By Carlee Frank
Dance is defined as, “to move rhythmically to music.” However, at Kay Duffy’s School of Dance, it is so much more –students make lasting friendships and learn valuable lessons. This is no surprise when the instructors are so passionate.
“For me, it was like dance was my way into figuring out the world,” Margaret Duffy, co-owner of Kay Duffy’s, said.
The school of dance was founded in 1955 by Margaret’s mother, Katherine (Kay) Duffy. Kay studied and taught dance for years, and finally wanted to break out on her own.
In the early 1980s, after Margaret completed a degree in dance, she moved back to the area to co-own Kay Duffy’s with her mother.
Kay Duffy’s is located at 60 S Cascade Drive. Classes in ballet, tap, jazz, lyrical, modern, hip hop and Irish are taught to students ages 3-18 years old. The season runs from September to June, concluding with a recital at the Springville High School.
Duffy explained that dance studios are much different now than they used to be. There used to be many more, and each studio was full of students.

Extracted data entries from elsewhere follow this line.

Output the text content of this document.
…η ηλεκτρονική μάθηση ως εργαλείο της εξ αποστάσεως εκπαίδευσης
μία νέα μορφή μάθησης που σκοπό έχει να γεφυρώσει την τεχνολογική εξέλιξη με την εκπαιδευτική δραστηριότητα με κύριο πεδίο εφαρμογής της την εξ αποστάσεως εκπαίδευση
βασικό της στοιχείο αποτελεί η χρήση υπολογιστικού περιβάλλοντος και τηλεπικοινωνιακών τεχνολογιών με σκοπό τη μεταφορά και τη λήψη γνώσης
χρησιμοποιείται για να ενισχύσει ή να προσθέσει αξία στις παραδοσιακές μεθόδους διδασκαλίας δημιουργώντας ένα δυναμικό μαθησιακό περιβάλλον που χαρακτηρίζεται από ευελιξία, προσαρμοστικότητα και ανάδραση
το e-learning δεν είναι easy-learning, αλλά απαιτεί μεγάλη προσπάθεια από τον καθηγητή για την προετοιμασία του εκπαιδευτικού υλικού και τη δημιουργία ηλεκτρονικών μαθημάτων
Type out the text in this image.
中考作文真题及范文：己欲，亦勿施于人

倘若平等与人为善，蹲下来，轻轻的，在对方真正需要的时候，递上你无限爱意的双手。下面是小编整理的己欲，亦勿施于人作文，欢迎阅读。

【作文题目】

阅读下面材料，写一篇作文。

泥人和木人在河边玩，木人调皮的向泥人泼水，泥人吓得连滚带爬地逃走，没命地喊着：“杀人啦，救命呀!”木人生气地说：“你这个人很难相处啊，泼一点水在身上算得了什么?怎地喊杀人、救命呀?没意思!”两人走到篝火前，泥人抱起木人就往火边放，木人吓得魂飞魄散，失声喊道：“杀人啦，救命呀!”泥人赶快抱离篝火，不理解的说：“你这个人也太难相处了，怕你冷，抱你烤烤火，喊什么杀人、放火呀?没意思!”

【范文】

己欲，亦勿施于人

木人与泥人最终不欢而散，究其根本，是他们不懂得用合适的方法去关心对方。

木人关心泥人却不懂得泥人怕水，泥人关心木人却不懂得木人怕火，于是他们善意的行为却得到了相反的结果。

“Way back when, when my mom opened the studio, there weren’t many sports for girls. Almost every little girl took dance as a physical activity to do,” Duffy said.
Over the years, sports have been made more available to girls, especially since Title IX was enacted in 1972. Duffy said she is not upset by the decreasing number of students to dance because she simply wants to see children up and moving.
“Dance isn’t for everyone,” Duffy noted, “We’re another physical option for people.”
She also notices influxes of students to sports and activities that do well in the Olympics. For example, when Mary Lou Retton won gold in 1984, many students took up gymnastics.
Duffy said it is so easy to live life by your thumbs nowadays, that no matter your activity of choice, a sound mind and a sound body are important.
She is the main instructor at Kay Duffy’s and said in the first couple of weeks of class, she gets many knee hugs from the young students. They learn simple things such as front and back in ballet, how to form a line and how to listen to a teacher.
“Working with kids is wonderful,” Duffy said, “I can literally write a book and a half on the funny things kids have said to me.”
She said she knows that it’s often hard on parents to see their children grow up and move on, but it is one of her favorite parts. She is always proud to see students move on to a career in dance, but said she’s just as excited when they enter college to study engineering, education, or anything else.
With Duffy’s current students, she said she’d love to start performing at more community events and businesses, such as the Jennie B. Richmond Nursing Home. Her students also perform an annual recital, and some compete in the recreational level Summerdanse Competition at Maryvale High School in May.
Duffy said dance is what helped her get through her angsty teen years, as well as figure out school.
“In school, history dates were a total mess for me until I equated them with the types of dance styles I knew were from certain eras,” Duffy said.
She also finds herself unconsciously dancing along to the music in grocery stores. If you are nodding your head right now because you do the same thing, maybe you should go to Kay Duffy’s School of Dance!
Classes start at 4 p.m. on weekdays and early Saturday mornings.